In a current Wordpress project, we wanted to have a permalink to a photo gallery filled with images (attachments) for a post. Wordpress supports permalinks to single attachments, such as

site.com/single-post/attachment/flower

That’s cool. However, we wanted something like this:

site.com/single-post/photos

… where all attachments would be listed. The /photos part is called an endpoint. So how do you add them in Wordpress? And how do you assign this endpoint to render a specific template file?

Relevant APIs

After some quick googling to find out if this was possible and worth a try, I found the Rewrite API in the Codex. Neat stuff.

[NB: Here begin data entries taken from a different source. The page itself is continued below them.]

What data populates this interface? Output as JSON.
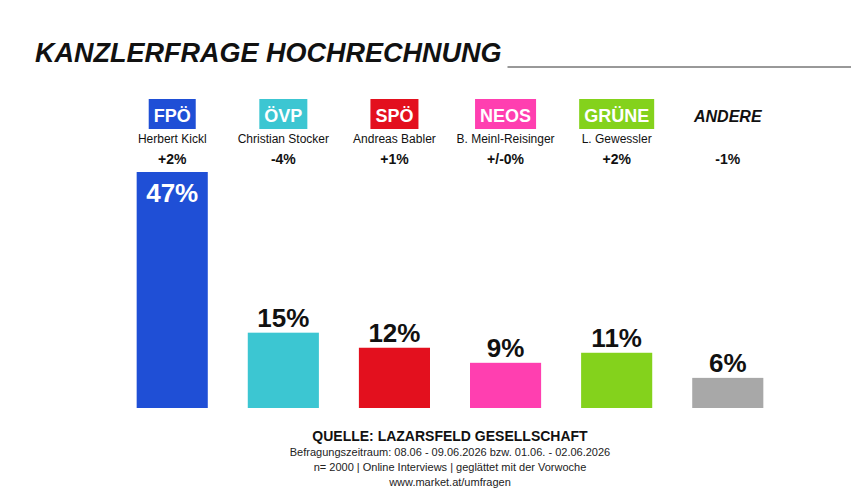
{
  "chart_data": {
    "type": "bar",
    "title": "KANZLERFRAGE HOCHRECHNUNG",
    "categories": [
      "FPÖ",
      "ÖVP",
      "SPÖ",
      "NEOS",
      "GRÜNE",
      "ANDERE"
    ],
    "candidates": [
      "Herbert Kickl",
      "Christian Stocker",
      "Andreas Babler",
      "B. Meinl-Reisinger",
      "L. Gewessler",
      null
    ],
    "changes": [
      2,
      -4,
      1,
      0,
      2,
      -1
    ],
    "change_labels": [
      "+2%",
      "-4%",
      "+1%",
      "+/-0%",
      "+2%",
      "-1%"
    ],
    "values": [
      47,
      15,
      12,
      9,
      11,
      6
    ],
    "value_labels": [
      "47%",
      "15%",
      "12%",
      "9%",
      "11%",
      "6%"
    ],
    "colors": [
      "#1f4fd6",
      "#3cc6d2",
      "#e3101e",
      "#ff3fb0",
      "#84d21c",
      "#a8a8a8"
    ],
    "ylim": [
      0,
      47
    ],
    "data_labels": true,
    "tick_labels": false,
    "source": "QUELLE: LAZARSFELD GESELLSCHAFT",
    "notes": [
      "Befragungszeitraum: 08.06 - 09.06.2026 bzw. 01.06. - 02.06.2026",
      "n= 2000 | Online Interviews | geglättet mit der Vorwoche",
      "www.market.at/umfragen"
    ]
  }
}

Other resources I found during my quest:

The code

After reading through these, I simply implemented the necessary filters and callbacks in the functions.php file.

I began with this:

add_filter( 'query_vars', 'add_query_vars');

/**
*   Add the 'photos' query variable so Wordpress
*   won't mangle it.
*/
function add_query_vars($vars){
    $vars[] = "photos";
    return $vars;
}

As you can see, I’m working with my /photos endpoint. I have to tell Wordpress’ rewrite engine to take our special query variable (“photos”) into account when rewriting URLs, so I used the query_vars filter for this (see the Filter Reference).

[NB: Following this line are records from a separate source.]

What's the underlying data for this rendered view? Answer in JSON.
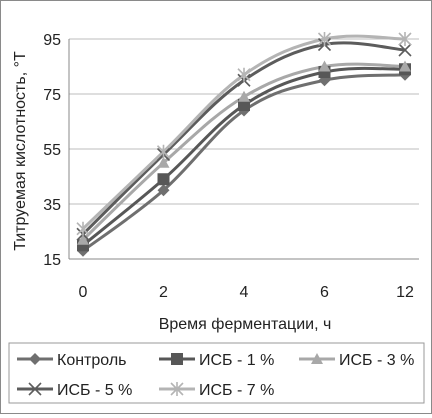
{
  "chart_data": {
    "type": "line",
    "title": "",
    "xlabel": "Время ферментации, ч",
    "ylabel": "Титруемая кислотность, °Т",
    "categories": [
      "0",
      "2",
      "4",
      "6",
      "12"
    ],
    "ylim": [
      15,
      95
    ],
    "yticks": [
      15,
      35,
      55,
      75,
      95
    ],
    "grid": "horizontal",
    "legend": "bottom",
    "series": [
      {
        "name": "Контроль",
        "values": [
          18,
          40,
          69,
          80,
          82
        ],
        "marker": "diamond",
        "color": "#6f6f6f"
      },
      {
        "name": "ИСБ - 1 %",
        "values": [
          20,
          44,
          71,
          83,
          84
        ],
        "marker": "square",
        "color": "#575757"
      },
      {
        "name": "ИСБ - 3 %",
        "values": [
          22,
          50,
          74,
          85,
          85
        ],
        "marker": "triangle",
        "color": "#a8a8a8"
      },
      {
        "name": "ИСБ - 5 %",
        "values": [
          24,
          53,
          80,
          93,
          91
        ],
        "marker": "x",
        "color": "#5c5c5c"
      },
      {
        "name": "ИСБ - 7 %",
        "values": [
          26,
          54,
          82,
          95,
          95
        ],
        "marker": "star",
        "color": "#b4b4b4"
      }
    ]
  }
}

Next, I registered the actual endpoint with the built-in function add_rewrite_endpoint() ( Docs). It takes a string (the endpoint) and a place . “Place” is where the endpoint will be active, and the docs only specify a couple: “EP_PERMALINK, EP_PAGES, EP_ATTACHMENT, etc”. From other examples I’ve spotted EP_ALL as well. I used EP_PERMALINK :

add_rewrite_endpoint('photos', EP_PERMALINK);

Right. The endpoint is up and running, but as I said at the top, I wanted a specific template to render when this URL is visited. It’s doable! Check out the single_template filter.

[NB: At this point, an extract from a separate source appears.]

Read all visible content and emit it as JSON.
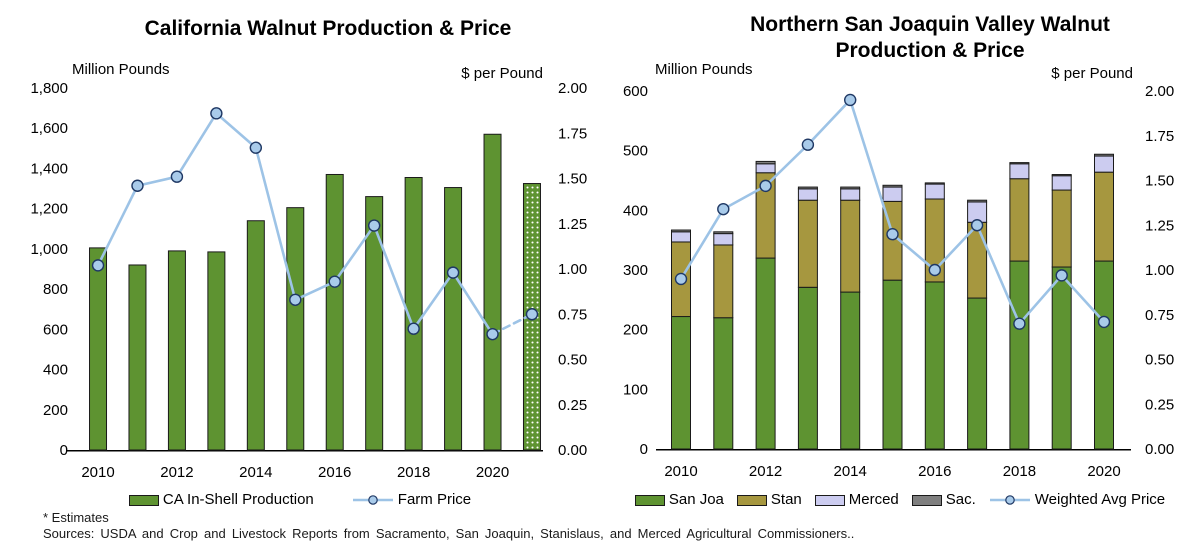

add_filter( 'single_template', 'project_attachments_template' );

/**
*	From http://codex.wordpress.org/Template_Hierarchy
*
*	Adds a custom template to the query queue.
*/
function project_attachments_template($templates = ""){
	global $wp_query;
	
	// If the 'photos' endpoint isn't appended to the URL,
	// don't do anything and return
	if(!isset( $wp_query->query['photos'] ))
		return $templates;
	
	// .. otherwise, go ahead and add the 'photos.php' template
	// instead of 'single-{$type}.php'.
	if(!is_array($templates) && !empty($templates)) {
		$templates = locate_template(array("photos.php", $templates),false);
	} 
	elseif(empty($templates)) {
		$templates = locate_template("photos.php",false);
	}
	else {
		$new_template = locate_template(array("photos.php"));
		if(!empty($new_template)) array_unshift($templates,$new_template);
	}
	

	return $templates;
}

I’ve hard coded the file photos.php above. Create this file in the theme folder, and you’re all set! In this template you’ve got access to the global $post variable, so you’re able to pull in all kinds of post data into it.

Outro

Pretty cool to bend Wordpress to your will, eh? I can imagine this functionality is pretty nifty to have when doing more advanced things in Wordpress.